“They were as good as they could be in their time; now, let us be as good as we can be in ours.” – Tony Abbott, Gallipoli, 2015
ANZAC Day stirs the emotions like no other day. It’s very special in our family with a history of service men and women, and I find myself in deep reflection about many things.
Wars and devastating periods of history can build bonds between strangers, and on a day like Anzac Day, it’s suddenly perfectly ok, to smile and talk, share openly our thoughts, our feelings, our sadness with unfamiliar faces. The same faces who on other days may cause you to avert your eyes, ignore completely or look busy doing something else: rendering both of you invisible.
What a difference, on April 25 in Australia, wearing a sprig of rosemary or medals on your chest makes. It unconsciously gives permission to anyone around you that you may be approached by, or approach, a stranger.
You are literally wearing an invitation to connect, saying: ‘I have the Anzac Spirit too’.
You’re safe.
It’s ok to talk to strangers.
It’s ok to acknowledge the service of our military men, women and families, with strangers. It’s expected.
Our national grief is shared, our reverence of the service and sacrifice rendered, mutually acknowledged.
We stand shoulder to shoulder in community, as one.
As our Prime Minister Tony Abbott said, in his speech at Gallipoli this year which marked the centenary of the ANZAC’s landing on the legendary beachfront: “They were as good as they could be in their time; now, let us be as good as we can be in ours.”
Anzac Day is not just one day to celebrate, to acknowledge, to grieve together, but to give us a hint of what is possible, what life can be like when we’re more aware of those around us.
We can stand shoulder to shoulder with those same strangers on any given day of the year. In fact we do. We have abundant daily experiences in common.
The little old lady that you see in the street on Anzac Day wearing medals to display her service, or the service of those loved by her, those who loved her is also revealing she has loved and lost, but we might also see that lady around our community at other times, without the medals, and pass her by in the street everyday with no acknowledgement.
We can take some learning from this Anzac weekend to acknowledge and cheer on those in our community.
We already know that every human being has a story of love and loss, and endeavour, of perseverance or courage. We’ve all had brave moments and we’ve all known fear.
When Grandad was interviewed by the Sunday Telegraph, making our family extremely proud and grateful, he made a comment about a previous newspaper article on him, with the headline referring to him as a ‘hero’. “I’m not a hero!” he exclaimed with a laugh, “I was frightened!”
Aren’t we all, at one time or another?
We are all survivors or returnees of our own personal battles and though there is no national day or awareness, when the population wakes up to our inner anguish to pay respects to it, it actually can.

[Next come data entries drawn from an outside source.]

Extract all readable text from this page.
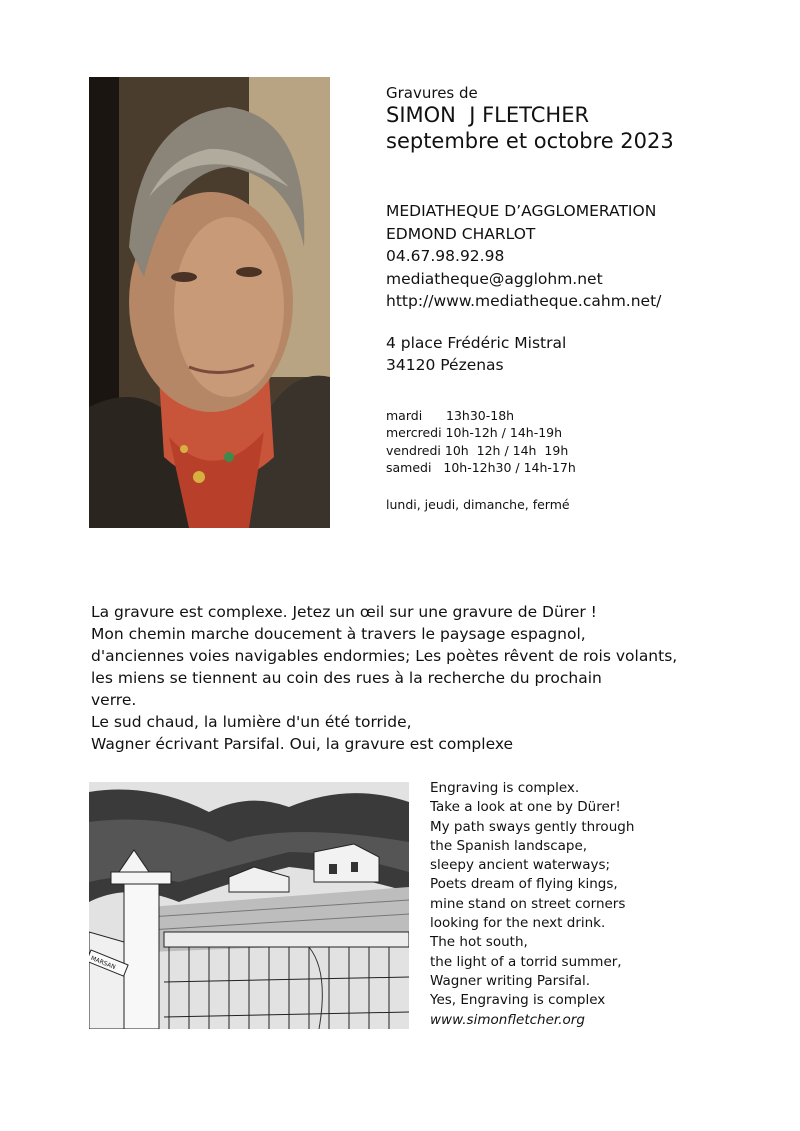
Gravures de
SIMON  J FLETCHER
septembre et octobre 2023
MEDIATHEQUE D’AGGLOMERATION
EDMOND CHARLOT
04.67.98.92.98
mediatheque@agglohm.net
http://www.mediatheque.cahm.net/
4 place Frédéric Mistral
34120 Pézenas
mardi      13h30-18h
mercredi 10h-12h / 14h-19h
vendredi 10h  12h / 14h  19h
samedi   10h-12h30 / 14h-17h
lundi, jeudi, dimanche, fermé
La gravure est complexe. Jetez un œil sur une gravure de Dürer !
Mon chemin marche doucement à travers le paysage espagnol,
d'anciennes voies navigables endormies; Les poètes rêvent de rois volants,
les miens se tiennent au coin des rues à la recherche du prochain
verre.
Le sud chaud, la lumière d'un été torride,
Wagner écrivant Parsifal. Oui, la gravure est complexe
MARSAN
Engraving is complex.
Take a look at one by Dürer!
My path sways gently through
the Spanish landscape,
sleepy ancient waterways;
Poets dream of flying kings,
mine stand on street corners
looking for the next drink.
The hot south,
the light of a torrid summer,
Wagner writing Parsifal.
Yes, Engraving is complex
www.simonfletcher.org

In the little moments of connection, where just for a split second we acknowledge another person for just being there, for sharing a moment with us in some way perhaps as we pass in the street making eye contact and saying hello or waiting in a line together or sharing a seat on the train or bus.
I imagine you’ve had your own profound moments over the weekend but as we reflect on the meaning of this significant national day, it’s not just one day to celebrate, to acknowledge or to grieve together but an opportunity to commit to being as a good as we can be in our time, as the Anzac’s were in theirs.
Are you with me? Please share, reach out, connect with people around you today. The joy of connecting is on the other side of the momentary uncertainty and awkwardness.